MAPI Analysis on Industrial Production: ‘Fundamental Moderation in U.S. Factory Activity’
The following is an analysis from Cliff Waldman, Senior Economist for the Manufacturers Alliance for Productivity and Innovation (MAPI), regarding the industrial production report for May 2012:
“The May 2012 report on industrial production provides yet another clear signal that U.S. manufacturing growth is slowing as the factory sector confronts the adverse impacts of headwinds from both the domestic U.S. and global economies,” Waldman said. “Total industrial production fell by 0.1 percent after a strong 1 percent gain in April. But manufacturing production contracted by 0.4 percent, the second significant decline in three months. As was the case in March, the output contraction in May was broad based, with both durable and nondurable production registering declines. Nonmetallic mineral products, important links for a number of manufacturing supply chains, suffered a sharp 1.1 percent slide in output mostly due to a 1.6 percent decline in primary metals production and a near stall in fabricated metal products output.
“Somewhat alarmingly,” he added, “the machinery sector, which has been a critical catalyst for U.S. manufacturing since the recovery began in mid-2009, experienced a 0.5 percent contraction in May after a string of strong monthly gains.

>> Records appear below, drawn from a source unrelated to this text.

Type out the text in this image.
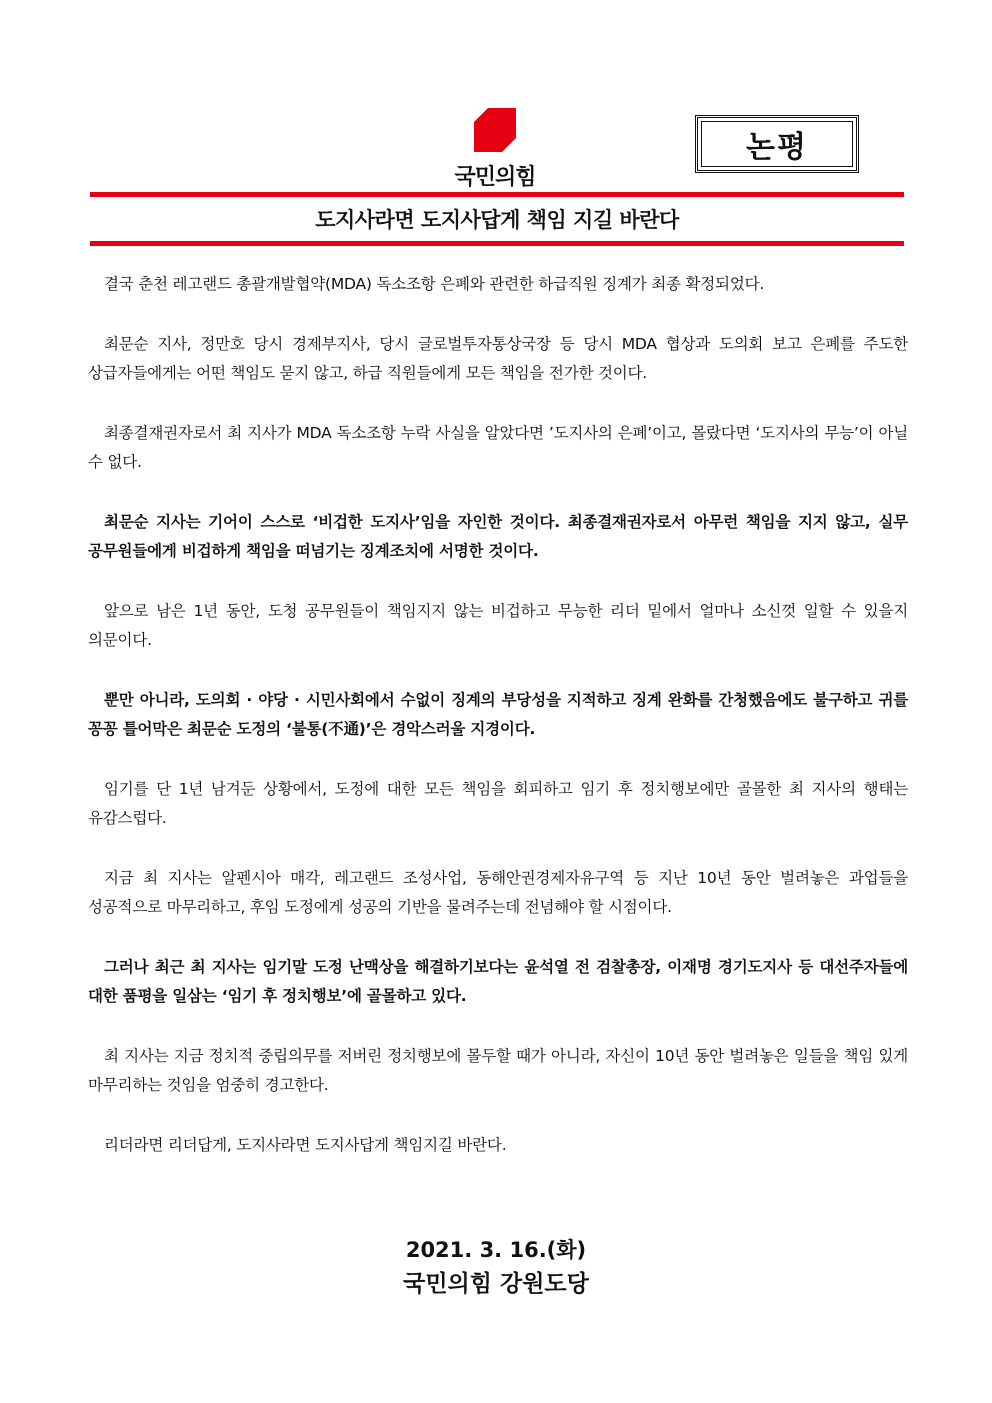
국민의힘
논평
도지사라면 도지사답게 책임 지길 바란다

결국 춘천 레고랜드 총괄개발협약(MDA) 독소조항 은폐와 관련한 하급직원 징계가 최종 확정되었다.

최문순 지사, 정만호 당시 경제부지사, 당시 글로벌투자통상국장 등 당시 MDA 협상과 도의회 보고 은폐를 주도한 상급자들에게는 어떤 책임도 묻지 않고, 하급 직원들에게 모든 책임을 전가한 것이다.

최종결재권자로서 최 지사가 MDA 독소조항 누락 사실을 알았다면 ’도지사의 은폐’이고, 몰랐다면 ‘도지사의 무능’이 아닐 수 없다.

최문순 지사는 기어이 스스로 ‘비겁한 도지사’임을 자인한 것이다. 최종결재권자로서 아무런 책임을 지지 않고, 실무 공무원들에게 비겁하게 책임을 떠넘기는 징계조치에 서명한 것이다.

앞으로 남은 1년 동안, 도청 공무원들이 책임지지 않는 비겁하고 무능한 리더 밑에서 얼마나 소신껏 일할 수 있을지 의문이다.

뿐만 아니라, 도의회 · 야당 · 시민사회에서 수없이 징계의 부당성을 지적하고 징계 완화를 간청했음에도 불구하고 귀를 꽁꽁 틀어막은 최문순 도정의 ‘불통(不通)’은 경악스러울 지경이다.

임기를 단 1년 남겨둔 상황에서, 도정에 대한 모든 책임을 회피하고 임기 후 정치행보에만 골몰한 최 지사의 행태는 유감스럽다.

지금 최 지사는 알펜시아 매각, 레고랜드 조성사업, 동해안권경제자유구역 등 지난 10년 동안 벌려놓은 과업들을 성공적으로 마무리하고, 후임 도정에게 성공의 기반을 물려주는데 전념해야 할 시점이다.

그러나 최근 최 지사는 임기말 도정 난맥상을 해결하기보다는 윤석열 전 검찰총장, 이재명 경기도지사 등 대선주자들에 대한 품평을 일삼는 ‘임기 후 정치행보’에 골몰하고 있다.

최 지사는 지금 정치적 중립의무를 저버린 정치행보에 몰두할 때가 아니라, 자신이 10년 동안 벌려놓은 일들을 책임 있게 마무리하는 것임을 엄중히 경고한다.

리더라면 리더답게, 도지사라면 도지사답게 책임지길 바란다.

2021. 3. 16.(화)
국민의힘 강원도당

“It was almost inevitable that the factory sector would slow after the unsustainable 9.8 percent growth seen in the first quarter of 2012,” Waldman noted. “But the May report from the Federal Reserve, along with other recent data, suggest a fundamental moderation in U.S. factory activity. The persistently sluggish U.S. economy, in addition to a portfolio of global troubles, from recession and turmoil in the Eurozone to a sharp slowing in emerging market economies, are making things difficult for domestic U.S. manufacturers. Most likely, the factory sector will continue to grow faster than the broad U.S. economy. Nonetheless, a U.S. manufacturing slowdown is in place and risks are on the downside.”